The post of cybersecurity specialist is considered entry-level. This occupation is also known as a computer security specialist or an information security specialist. In the United States, average incomes for this career range from $69,123 to $76,336 per year.

Analyst for Information Security

Information security analysts typically make more money than cybersecurity specialists. An information security analyst earns an average of $99,730 per year, or $47.95 per hour, according to the US Bureau of Labor Statistics. Based on 4.595 anonymous salary submissions from information security analysts across the United States, Glassdoor lists an average yearly income of $76,410 for the same position.

According to the Penetration Tester (Pentester) Payscale, a pentester’s compensation ranges from $52k to 137k. This aligns with Glassdoor’s results, which show that the typical pentester earns $69,123 per year.

Security Engineer According to Glassdoor, cybersecurity and data security engineers earn an average of $99,834 per year. These figures match those found on Payscale, where the average yearly security engineer pay is $91,598.

Keep in mind that a network security engineer earns less than the positions listed above – on average, $79,686 per year.

Security Architect

Security architects earn six-figure salaries thanks to their highly specialised skills and broad list of responsibilities. The typical base compensation for a security architect is $106,362, according to Glassdoor, and $124,051 according to Payscale.

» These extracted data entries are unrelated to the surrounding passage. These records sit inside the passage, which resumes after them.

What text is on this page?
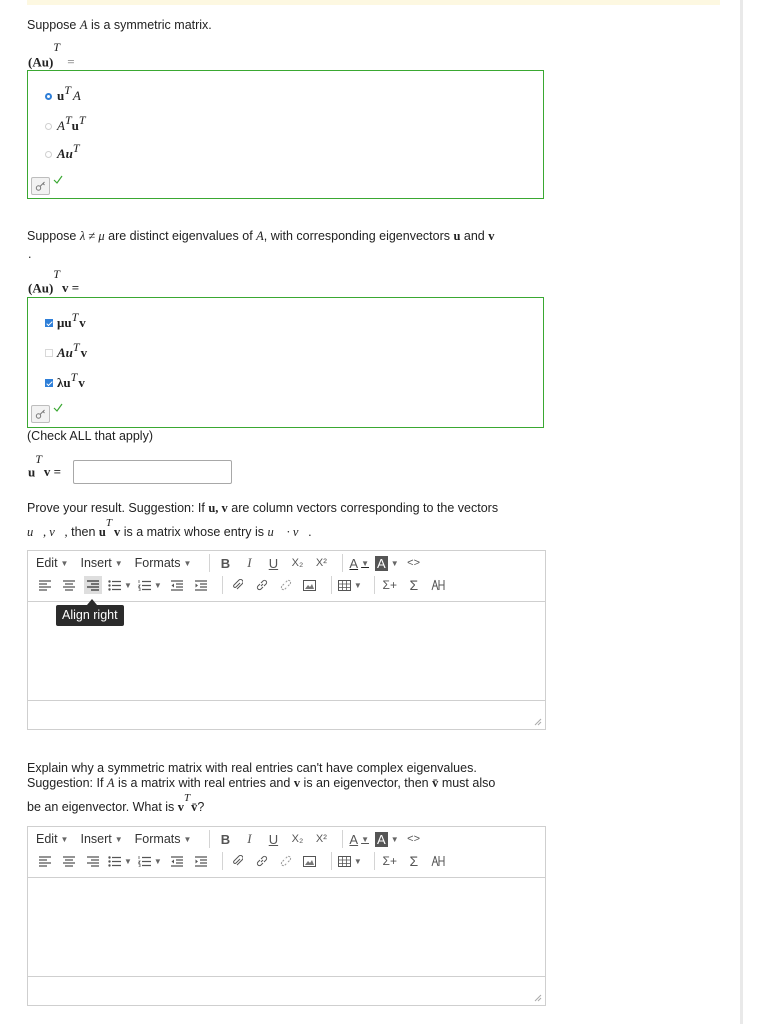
Suppose A is a symmetric matrix.
$(Au)^T$ =
$u^T$ A
$A^T$ $u^T$
$Au^T$
Suppose λ ≠ μ are distinct eigenvalues of A, with corresponding eigenvectors u and v
.
$(Au)^Tv$ =
$\mu u^T$ v
$Au^T$ v
$\lambda u^T$ v
(Check ALL that apply)
$u^Tv$ =
Prove your result. Suggestion: If u, v are column vectors corresponding to the vectors
u⃗, v⃗, then $u^Tv$ is a matrix whose entry is u⃗ · v⃗.
Edit ▼ Insert ▼ Formats ▼	B	I	U	X₂	X² A ▼ A ▼ <>
▼	▼	▼ Σ+ Σ
Align right
Explain why a symmetric matrix with real entries can't have complex eigenvalues.
Suggestion: If A is a matrix with real entries and v is an eigenvector, then v̄ must also
be an eigenvector. What is $v^Tv̄$?
Edit ▼ Insert ▼ Formats ▼	B	I	U	X₂	X² A ▼ A ▼ <>
▼	▼	▼ Σ+ Σ
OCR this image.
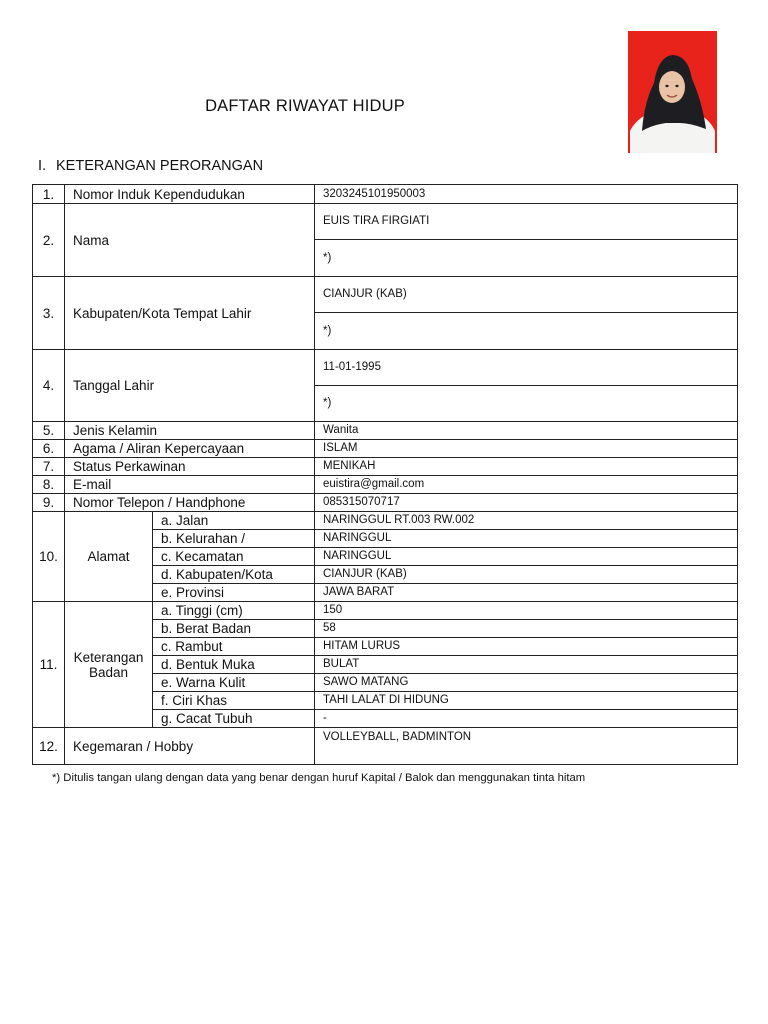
DAFTAR RIWAYAT HIDUP
I. KETERANGAN PERORANGAN
1.	Nomor Induk Kependudukan		3203245101950003
2.	Nama		EUIS TIRA FIRGIATI
			*)
3.	Kabupaten/Kota Tempat Lahir		CIANJUR (KAB)
			*)
4.	Tanggal Lahir		11-01-1995
			*)
5.	Jenis Kelamin		Wanita
6.	Agama / Aliran Kepercayaan		ISLAM
7.	Status Perkawinan		MENIKAH
8.	E-mail		euistira@gmail.com
9.	Nomor Telepon / Handphone		085315070717
10.	Alamat	a. Jalan	NARINGGUL RT.003 RW.002
		b. Kelurahan /	NARINGGUL
		c. Kecamatan	NARINGGUL
		d. Kabupaten/Kota	CIANJUR (KAB)
		e. Provinsi	JAWA BARAT
11.	Keterangan Badan	a. Tinggi (cm)	150
		b. Berat Badan	58
		c. Rambut	HITAM LURUS
		d. Bentuk Muka	BULAT
		e. Warna Kulit	SAWO MATANG
		f. Ciri Khas	TAHI LALAT DI HIDUNG
		g. Cacat Tubuh	-
12.	Kegemaran / Hobby		VOLLEYBALL, BADMINTON
*) Ditulis tangan ulang dengan data yang benar dengan huruf Kapital / Balok dan menggunakan tinta hitam
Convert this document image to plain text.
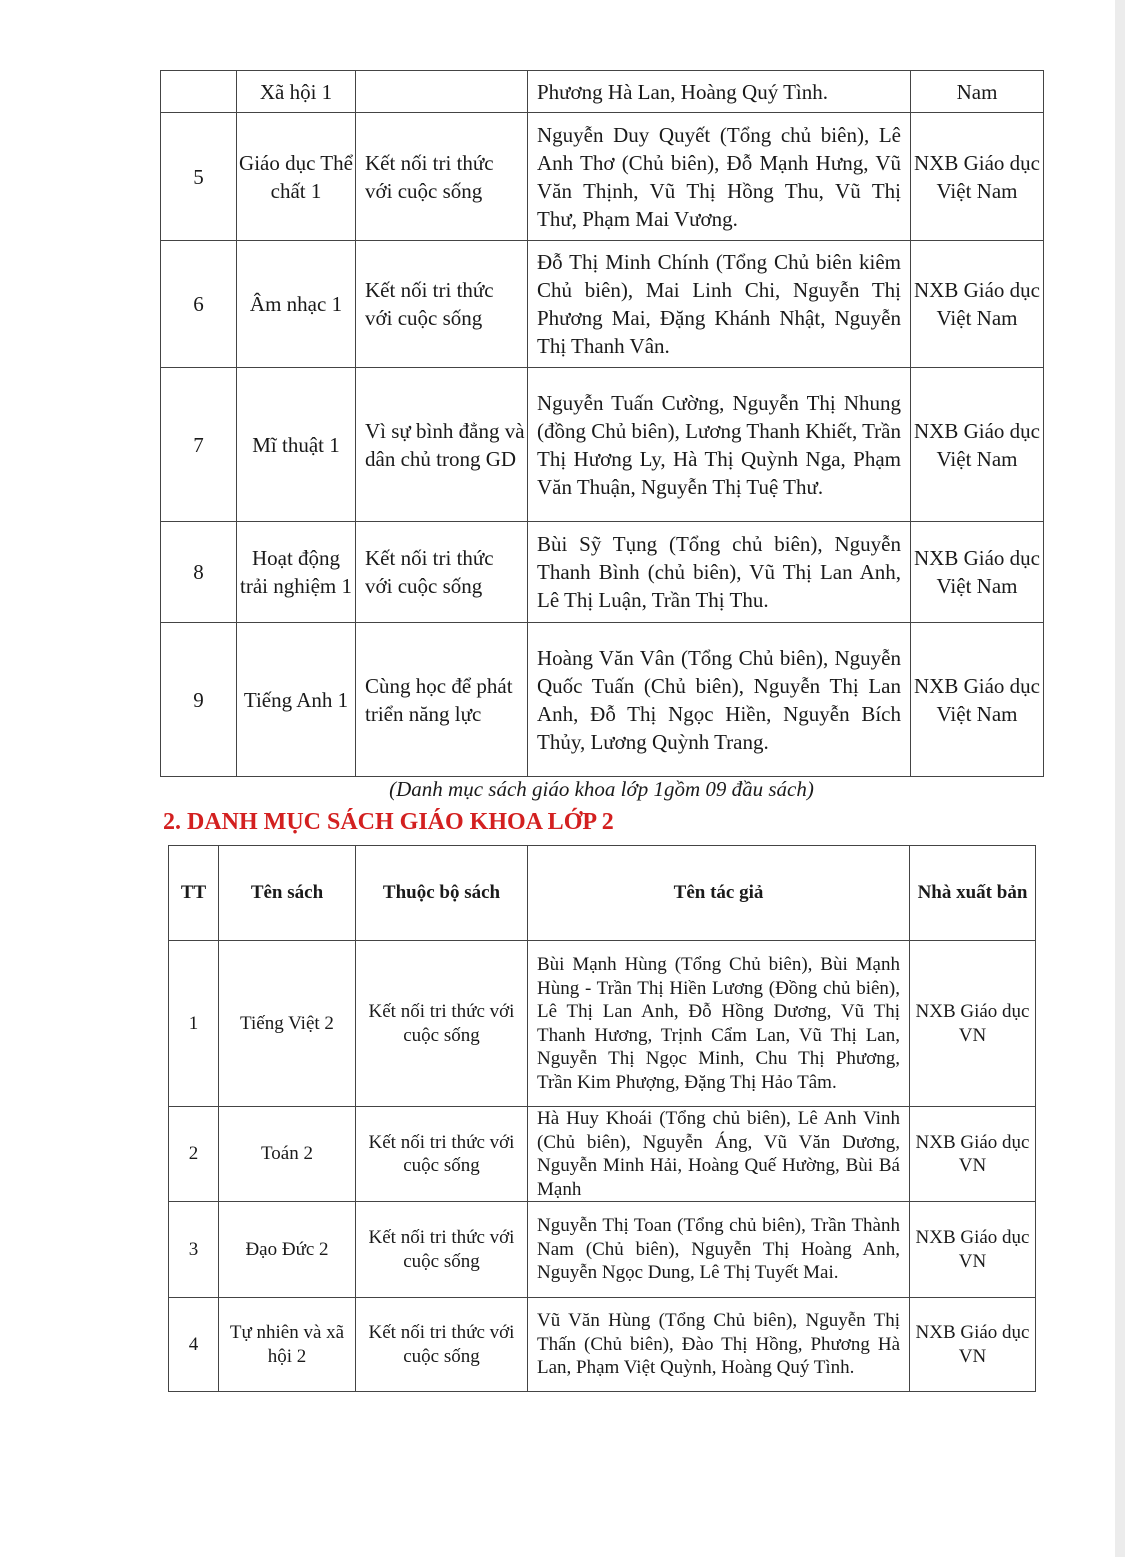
	Xã hội 1		Phương Hà Lan, Hoàng Quý Tình.	Nam
5	Giáo dục Thể chất 1	Kết nối tri thức với cuộc sống	Nguyễn Duy Quyết (Tổng chủ biên), Lê Anh Thơ (Chủ biên), Đỗ Mạnh Hưng, Vũ Văn Thịnh, Vũ Thị Hồng Thu, Vũ Thị Thư, Phạm Mai Vương.	NXB Giáo dục Việt Nam
6	Âm nhạc 1	Kết nối tri thức với cuộc sống	Đỗ Thị Minh Chính (Tổng Chủ biên kiêm Chủ biên), Mai Linh Chi, Nguyễn Thị Phương Mai, Đặng Khánh Nhật, Nguyễn Thị Thanh Vân.	NXB Giáo dục Việt Nam
7	Mĩ thuật 1	Vì sự bình đẳng và dân chủ trong GD	Nguyễn Tuấn Cường, Nguyễn Thị Nhung (đồng Chủ biên), Lương Thanh Khiết, Trần Thị Hương Ly, Hà Thị Quỳnh Nga, Phạm Văn Thuận, Nguyễn Thị Tuệ Thư.	NXB Giáo dục Việt Nam
8	Hoạt động trải nghiệm 1	Kết nối tri thức với cuộc sống	Bùi Sỹ Tụng (Tổng chủ biên), Nguyễn Thanh Bình (chủ biên), Vũ Thị Lan Anh, Lê Thị Luận, Trần Thị Thu.	NXB Giáo dục Việt Nam
9	Tiếng Anh 1	Cùng học để phát triển năng lực	Hoàng Văn Vân (Tổng Chủ biên), Nguyễn Quốc Tuấn (Chủ biên), Nguyễn Thị Lan Anh, Đỗ Thị Ngọc Hiền, Nguyễn Bích Thủy, Lương Quỳnh Trang.	NXB Giáo dục Việt Nam
(Danh mục sách giáo khoa lớp 1gồm 09 đầu sách)
2. DANH MỤC SÁCH GIÁO KHOA LỚP 2
TT	Tên sách	Thuộc bộ sách	Tên tác giả	Nhà xuất bản
1	Tiếng Việt 2	Kết nối tri thức với cuộc sống	Bùi Mạnh Hùng (Tổng Chủ biên), Bùi Mạnh Hùng - Trần Thị Hiền Lương (Đồng chủ biên), Lê Thị Lan Anh, Đỗ Hồng Dương, Vũ Thị Thanh Hương, Trịnh Cẩm Lan, Vũ Thị Lan, Nguyễn Thị Ngọc Minh, Chu Thị Phương, Trần Kim Phượng, Đặng Thị Hảo Tâm.	NXB Giáo dục VN
2	Toán 2	Kết nối tri thức với cuộc sống	Hà Huy Khoái (Tổng chủ biên), Lê Anh Vinh (Chủ biên), Nguyễn Áng, Vũ Văn Dương, Nguyễn Minh Hải, Hoàng Quế Hường, Bùi Bá Mạnh	NXB Giáo dục VN
3	Đạo Đức 2	Kết nối tri thức với cuộc sống	Nguyễn Thị Toan (Tổng chủ biên), Trần Thành Nam (Chủ biên), Nguyễn Thị Hoàng Anh, Nguyễn Ngọc Dung, Lê Thị Tuyết Mai.	NXB Giáo dục VN
4	Tự nhiên và xã hội 2	Kết nối tri thức với cuộc sống	Vũ Văn Hùng (Tổng Chủ biên), Nguyễn Thị Thấn (Chủ biên), Đào Thị Hồng, Phương Hà Lan, Phạm Việt Quỳnh, Hoàng Quý Tình.	NXB Giáo dục VN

Officer in Charge of Information Security (CISO)

Given that the chief information security officer is a senior executive-level role, the average base compensation is $179,763.


So, how much does a cyber security expert earn? This is a difficult question to answer. The typical compensation for this difficult work is determined by a number of factors. It is directly related to an employee’s level of education and years of experience. If you’re interested in working for a huge, well-known corporation, keep in mind that your beginning wage will be low at first.

Not every part of the United States has the same average income, which should be included into your decision. (Don’t forget to account for the cost of living in various parts of the country.)

Finally, a cyber security specialist’s position is just the beginning. You can then construct out your own professional path based on your preferences and skillsets. There’s no reason why you shouldn’t command a six-figure income in the future if you work hard, get computer security training, interact well with your team, and demonstrate that you’re a benefit to your company.

Jennifer Thomas
Jennifer Thomas is the Co-founder and Chief Business Development Officer at Cybers Guards. Prior to that, She was responsible for leading its Cyber Security Practice and Cyber Security Operations Center, which provided managed security services.